My penultimate day at the festival was a bit lacklustre. I managed two perfectly fine films before escaping to go home and watch El Camino for fear of spoilers.

Judy & Punch

For anyone who spent their childhood watching crude puppet shows filled with spousal abuse will find a lot of familiar elements in Judy & Punch. The sausages, baby, and crocodile are all accounted for but writer-director Mirrah Foulkes does her best to augment the story with a feminist twist.

Set in Australia (I think) at some point in the distant past Punch (Mirrah Foulkes) is a big fish in a small town. Along with his long-suffering wife Judy (Mia Wasikowska) he runs a once feted puppet show and dreams of being scouted to headline a show in the city.

From this starting point the film brings in public stonings, women being banished as witches, and the aforementioned spousal abuse. Judy & Punch is set at a time when you would rather your wife be hung as a witch than be accused of being different yourself. The world created is well fleshed out and feels lived in but the tone the film takes with its content is bizarre. The synopsis bills the film as “darkly comic” but I found the wild swings from unpleasant acts of violence to pantomime hard to take.

To feel the emotional weight of the film we have to take the violence seriously. But in taking the violence seriously the comedy falls flat. This cognitive dissonance pulled me out of the film and had me cringing when I should have been laughing.

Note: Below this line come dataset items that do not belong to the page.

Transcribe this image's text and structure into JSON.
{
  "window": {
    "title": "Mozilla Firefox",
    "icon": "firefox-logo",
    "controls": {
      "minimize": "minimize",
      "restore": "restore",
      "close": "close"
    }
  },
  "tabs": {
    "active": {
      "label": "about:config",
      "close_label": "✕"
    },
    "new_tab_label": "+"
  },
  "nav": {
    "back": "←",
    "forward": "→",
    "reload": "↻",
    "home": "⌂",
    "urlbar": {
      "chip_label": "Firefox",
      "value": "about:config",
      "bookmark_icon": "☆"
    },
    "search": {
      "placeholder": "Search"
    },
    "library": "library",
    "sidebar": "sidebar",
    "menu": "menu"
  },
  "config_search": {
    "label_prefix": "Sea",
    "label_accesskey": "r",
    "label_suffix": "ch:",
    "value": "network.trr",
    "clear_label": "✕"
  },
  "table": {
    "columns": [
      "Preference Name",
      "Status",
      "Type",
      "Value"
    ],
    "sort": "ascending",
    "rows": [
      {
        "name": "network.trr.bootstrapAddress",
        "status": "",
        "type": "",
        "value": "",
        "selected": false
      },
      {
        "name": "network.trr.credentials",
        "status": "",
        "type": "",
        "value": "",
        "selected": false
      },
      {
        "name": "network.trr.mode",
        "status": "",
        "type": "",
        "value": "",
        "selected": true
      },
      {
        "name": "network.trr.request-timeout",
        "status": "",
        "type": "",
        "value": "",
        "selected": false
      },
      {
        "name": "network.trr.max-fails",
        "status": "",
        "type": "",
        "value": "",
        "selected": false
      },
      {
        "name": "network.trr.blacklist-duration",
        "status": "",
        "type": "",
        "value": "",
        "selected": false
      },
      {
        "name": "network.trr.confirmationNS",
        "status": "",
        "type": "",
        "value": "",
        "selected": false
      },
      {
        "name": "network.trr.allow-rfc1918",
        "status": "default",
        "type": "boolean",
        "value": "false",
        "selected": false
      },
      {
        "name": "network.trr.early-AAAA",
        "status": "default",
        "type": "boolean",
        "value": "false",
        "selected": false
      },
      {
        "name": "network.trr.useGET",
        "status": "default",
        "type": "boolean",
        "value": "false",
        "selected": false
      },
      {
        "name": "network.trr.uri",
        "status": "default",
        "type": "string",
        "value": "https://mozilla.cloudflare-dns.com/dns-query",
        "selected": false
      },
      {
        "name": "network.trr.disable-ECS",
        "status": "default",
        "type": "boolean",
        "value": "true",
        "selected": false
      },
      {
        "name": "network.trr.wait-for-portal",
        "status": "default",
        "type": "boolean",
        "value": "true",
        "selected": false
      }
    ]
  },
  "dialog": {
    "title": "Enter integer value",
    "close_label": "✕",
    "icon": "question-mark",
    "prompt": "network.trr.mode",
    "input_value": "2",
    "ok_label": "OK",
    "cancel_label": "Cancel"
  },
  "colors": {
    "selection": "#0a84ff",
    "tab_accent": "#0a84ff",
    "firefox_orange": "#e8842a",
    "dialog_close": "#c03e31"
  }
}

Added to the tonal discomfort the film was pleasingly building to a climax that never arrives. Instead the plot resolves itself too neatly as events suddenly come to a close without much excitement. I ended up leaving the cinema feeling unfulfilled and unsure of what to make of what I had just seen.

An intriguing take on a familiar tale but too inconsistent to have any real lagacy.

First Love

The fact that this marks director Takashi Miike’s 103rd film in a 30 year career signals that it might not be his magnum opus. That said First Love is a slickly made film that doesn’t want you to take it seriously as it romps through Tokyo with bullets and blades flying. From the moment a decapitated head rolls out of an alley and a mobster places a knitted cosy on the hilt of his sword you know what kind of film you are getting.

Flying around the periphery of the film is a plot to steal drugs from the Yakuza. Naturally this does not go to plan and assorted gangsters, assassins, and miscellaneous thugs are pulled into the fray in a chase across Tokyo that culminates in a bloody battle in a hardware store. In the middle of all this are an innocent pair caught up in the action thanks to chance and the mistakes of others.

Leo (Masataka Kubota) is a young boxer who has just received some devastating news that causes him to act out of character and intervene when he sees Yuri (Sakurako Konishi) in trouble. Yuri has been held captive by the Yakuza to repay her father’s debts and in helping her Leo pulls them both into the mailstrom that the drug heist has caused.

With the mayhem set in motion the audience doesn’t have to do much besides sit back and enjoy the show. First Love is pure entertainment without any deeper message to try to find. While the violence here is more that in the previous film the overall cartoonish nature of the film allows for uncomplicated enjoyment.

First Love is an uncomplicated thrill ride that doesn’t ask to much of you provided you don’t as too much of it. I had fun.